Some Essential Harlan Ellison Comics
Harlan Ellison passed away recently, he was one of the most inspiring names in Science Fiction and Fantasy. He has written short stories, essays, screenplays and books. He’s spoken endlessly about how influential the comic book world had been for him throughout his career. However, as much as he adored the medium, he scripted very few comic books. During the past week, I have ventured on a voyage of discovery regarding his work. Here I present what I believe to be the essential works that Ellison contributed to the comic book world. It’s not an exhaustive list and I apologise for any that I missed out on which you, dear reader, have held in your heart. Please let me know in the comments section which were your favourites and suggestions of which of Ellison’s titles I should read next.
Harlan Ellison’s Dream Corridor
This criminally short series was commissioned by Dark Horse comics in the 90’s. It featured an all-star lineup of writers and artists who adapted a series of Ellison’s best work. Artwork from Curt Swan, Gene Colan, Doug Wildey and Neal Adams graced the pages of this innovative title. One of the stand out narratives which featured in this title were “I have no Mouth but must Scream”, a dark, post-apocalyptic take on the future. Where a supercomputer ‘AM’ takes revenge on humanity for it’s own tortured existence.
The Summons of Psyklop.
This issue is part of a two part story which concludes in The Incredible Hulk #140, written by Ellison and adapted by Roy Thomas. The Summons of Psyklop begins with The Avengers capturing The Hulk at the request of the army and ending up with them fighting a villain who shrinks The Hulk down to microscopic size. This then led directly into the Hulk story entitled “The Brute that shouted Love at the Heart of the Atom”. In an unusual move, Harlan Ellison was credited in an exclusive manner on the front of these Marvel comics in a way most other writers would envy!

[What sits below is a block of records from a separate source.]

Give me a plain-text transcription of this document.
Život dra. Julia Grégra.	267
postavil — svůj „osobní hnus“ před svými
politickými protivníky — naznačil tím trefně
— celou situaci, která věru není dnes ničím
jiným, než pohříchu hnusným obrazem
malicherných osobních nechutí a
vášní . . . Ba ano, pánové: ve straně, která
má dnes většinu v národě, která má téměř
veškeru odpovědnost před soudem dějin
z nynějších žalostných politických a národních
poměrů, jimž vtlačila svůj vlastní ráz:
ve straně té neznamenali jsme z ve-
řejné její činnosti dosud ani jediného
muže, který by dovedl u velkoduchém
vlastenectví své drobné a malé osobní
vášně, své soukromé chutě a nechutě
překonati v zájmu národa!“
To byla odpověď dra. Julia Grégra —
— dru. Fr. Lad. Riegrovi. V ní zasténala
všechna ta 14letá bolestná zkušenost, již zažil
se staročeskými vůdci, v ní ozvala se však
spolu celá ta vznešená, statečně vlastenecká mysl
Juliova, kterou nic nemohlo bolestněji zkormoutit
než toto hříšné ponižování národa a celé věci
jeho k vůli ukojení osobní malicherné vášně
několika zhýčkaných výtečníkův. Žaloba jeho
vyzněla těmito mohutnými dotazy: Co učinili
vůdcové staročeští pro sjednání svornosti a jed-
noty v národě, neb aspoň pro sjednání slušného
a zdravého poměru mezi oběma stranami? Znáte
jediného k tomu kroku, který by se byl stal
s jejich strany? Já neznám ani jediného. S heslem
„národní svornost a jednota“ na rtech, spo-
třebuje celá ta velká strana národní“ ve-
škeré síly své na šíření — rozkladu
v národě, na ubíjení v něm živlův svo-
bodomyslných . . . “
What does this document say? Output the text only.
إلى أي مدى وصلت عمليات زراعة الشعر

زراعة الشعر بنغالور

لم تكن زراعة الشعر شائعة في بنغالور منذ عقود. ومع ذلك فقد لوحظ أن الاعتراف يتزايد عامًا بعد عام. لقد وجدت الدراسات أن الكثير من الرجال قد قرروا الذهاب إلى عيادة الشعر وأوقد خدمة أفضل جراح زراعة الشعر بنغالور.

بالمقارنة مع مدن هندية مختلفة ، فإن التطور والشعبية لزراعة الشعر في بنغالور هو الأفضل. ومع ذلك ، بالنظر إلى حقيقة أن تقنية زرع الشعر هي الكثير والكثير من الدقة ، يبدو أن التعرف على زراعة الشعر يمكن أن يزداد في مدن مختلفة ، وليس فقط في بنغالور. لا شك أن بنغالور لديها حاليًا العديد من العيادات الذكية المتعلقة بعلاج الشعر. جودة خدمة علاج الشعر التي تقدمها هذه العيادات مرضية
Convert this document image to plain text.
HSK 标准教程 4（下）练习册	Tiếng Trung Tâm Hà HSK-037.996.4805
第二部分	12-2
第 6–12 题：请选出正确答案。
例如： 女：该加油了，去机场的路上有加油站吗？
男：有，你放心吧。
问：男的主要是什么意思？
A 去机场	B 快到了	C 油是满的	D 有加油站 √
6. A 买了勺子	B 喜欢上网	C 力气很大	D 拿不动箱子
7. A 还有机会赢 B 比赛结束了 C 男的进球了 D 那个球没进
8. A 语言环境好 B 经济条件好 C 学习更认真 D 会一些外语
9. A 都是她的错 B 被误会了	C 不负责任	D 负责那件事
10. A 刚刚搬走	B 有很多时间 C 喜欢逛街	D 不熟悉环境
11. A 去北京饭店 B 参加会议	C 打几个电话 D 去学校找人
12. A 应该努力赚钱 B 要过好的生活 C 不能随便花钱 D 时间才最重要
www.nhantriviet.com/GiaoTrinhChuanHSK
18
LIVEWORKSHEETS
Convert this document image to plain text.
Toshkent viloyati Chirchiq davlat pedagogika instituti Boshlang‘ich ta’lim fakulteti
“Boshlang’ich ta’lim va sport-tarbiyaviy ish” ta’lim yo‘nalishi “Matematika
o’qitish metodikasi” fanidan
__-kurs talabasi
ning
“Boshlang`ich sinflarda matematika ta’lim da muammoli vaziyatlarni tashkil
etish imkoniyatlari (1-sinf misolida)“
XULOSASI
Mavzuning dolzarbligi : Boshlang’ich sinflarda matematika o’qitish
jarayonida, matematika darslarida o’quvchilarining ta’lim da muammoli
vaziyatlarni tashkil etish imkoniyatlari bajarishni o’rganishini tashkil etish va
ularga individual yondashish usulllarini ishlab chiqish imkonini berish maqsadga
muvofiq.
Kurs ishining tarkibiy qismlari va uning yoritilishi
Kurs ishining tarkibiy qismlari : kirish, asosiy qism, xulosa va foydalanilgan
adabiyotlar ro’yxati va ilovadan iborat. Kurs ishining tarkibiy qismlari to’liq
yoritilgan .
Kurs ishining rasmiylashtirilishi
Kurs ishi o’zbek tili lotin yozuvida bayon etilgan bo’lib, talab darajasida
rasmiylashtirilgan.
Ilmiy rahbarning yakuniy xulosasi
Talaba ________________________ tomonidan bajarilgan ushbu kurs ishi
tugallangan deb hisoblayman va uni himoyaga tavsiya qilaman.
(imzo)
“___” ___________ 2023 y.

The Night of Thanks but no Thanks!
A result of a 15 year promise to Julie Schwartz to write a Batman story, this was a fairly neat, self contained story which was the last Batman narrative before the series entered post-crisis continuity. It was the last issue to be edited by Len Wein before Danny O’Neil took over editorial duties.
The City on the Edge of Forever
Scott Tipton, David Tipton and JK Woodward have adapted Ellison’s seminal screenplay for the original series of Star Trek’s best loved episode into a mini series published by IDW. Here they retell Ellison’s story of a doomed love affair and the risk of changing the past. This is a story which has stayed with fans decades after is was first released.